25/hour is a fair rate, I would get rid of the .cents and just round up or down to the nearest 5 dollars. I did a LOT of work my first year for 15-25/hour and the way it works is, it gets better with time. I would certainly stick with at least 25/hour starting out and be ready for a little haggling, too. You can go down to 20 but once you get to 15 life really starts to suck because by the old 1/3'rd rule (which never works out like this but):
1/3 your gross is for your company.
1/3 is for the IRS.
And the last 1/3 is for you.
So if you're at $15/hour then you're basically getting paid minimum wage and like I said, life sucks. But at 25/hour you can say you're getting paid around 8 dollars/hour which is a very nice wage even if the work is hard. But NO you can not tell your customers you're getting paid $8/hour I think you need to tell them flat-out $25/hour or they will get confused.
If you plan on staying in this business, you need to figure the property at what a commercial mower would do. Your lawn tractor will take more time than a WB or a Z but, you'll just have to bite the bullet until you can get one.
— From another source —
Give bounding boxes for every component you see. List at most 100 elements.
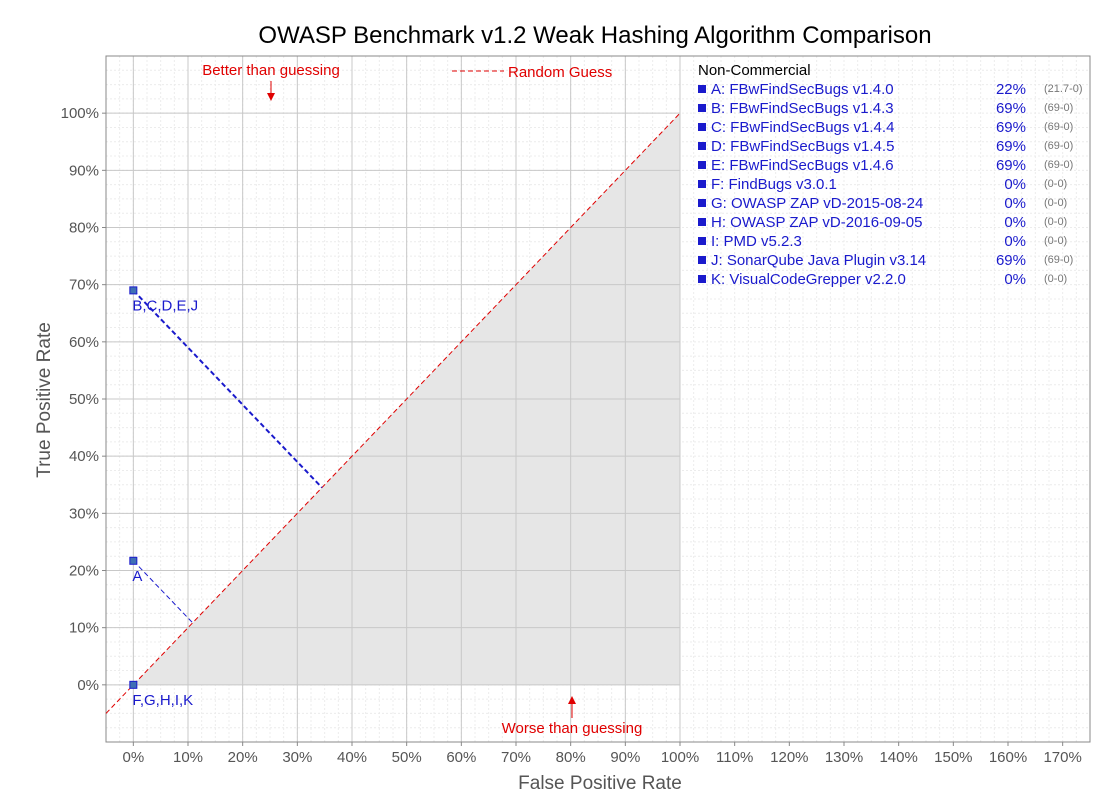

Most people bidding on that same lawn will be using commercial equipment.
One of the most common pieces of equipment is the 48" walkbehind.
Pricing jobs is tough when you're starting out. There are a lot of things that have to be paid for that you probably don't realize right now.
I suggest you spend some time on this site and use the search feature. You'll learn a lot about pricing and how to do just about anything. Good luck.
Only you can answer your question. And your answer is going to depend on several things: 1) what is your cost of doing business per hour, what do you want to be paid for an hour of your time, and how long is the lawn going to take you. Figure your total fixed and variable costs - include the cost of your lawn tractor, as well as depreciation on it, because if it broke down you'd have to replace it. 2) What are others in your area charging for similar lawns. I don't believe you totally set your prices according to the competition, but obviously you have to be in the range of them.
Mowing lawns isn't exactly rocket science, but if you want to run a successful business it's going to take some brain power.
Here is a guideline I used and still use from time to time (and yes, I use a 48" Walk-behind):
An average size yard costs 35 dollars.
An average size yard is best defined as one which takes about 2 hours to cut with a 21" pushmower and usually falls in the range of 1/4 to 1/3 acre, or around 10 to 14k sq. feet.
Another way to figure it, your 38" will take about twice as long as my 48" will (due to speed, deck size AND homeowner vs. commercial equipment):
I charge 40 / hour to cut + trim, so a good price-range for you likely would be around 25 / hour.
Last but not least:
If too many people say yes - Your price is too low.
If too many people say no - Your price is too high.
If about half say yes and half say no - Perfect!
I'd love to see you argue those prices here, where my company operates.
Average yard around here is measured in acreage.
I stopped the per hour calculation a long time ago. At $25.00 per hour you are off by half what I receive per hour and the cost is escalating.
You have factored no equipment depreciation, no replacement, no maintenance, no upgrading, no uniform allowance, no signage on vehicles, etc. Additionally, you have allowed no licensing aspects at all.
Actually, I wouldn't like to see you around here at all because you would be just another failed business.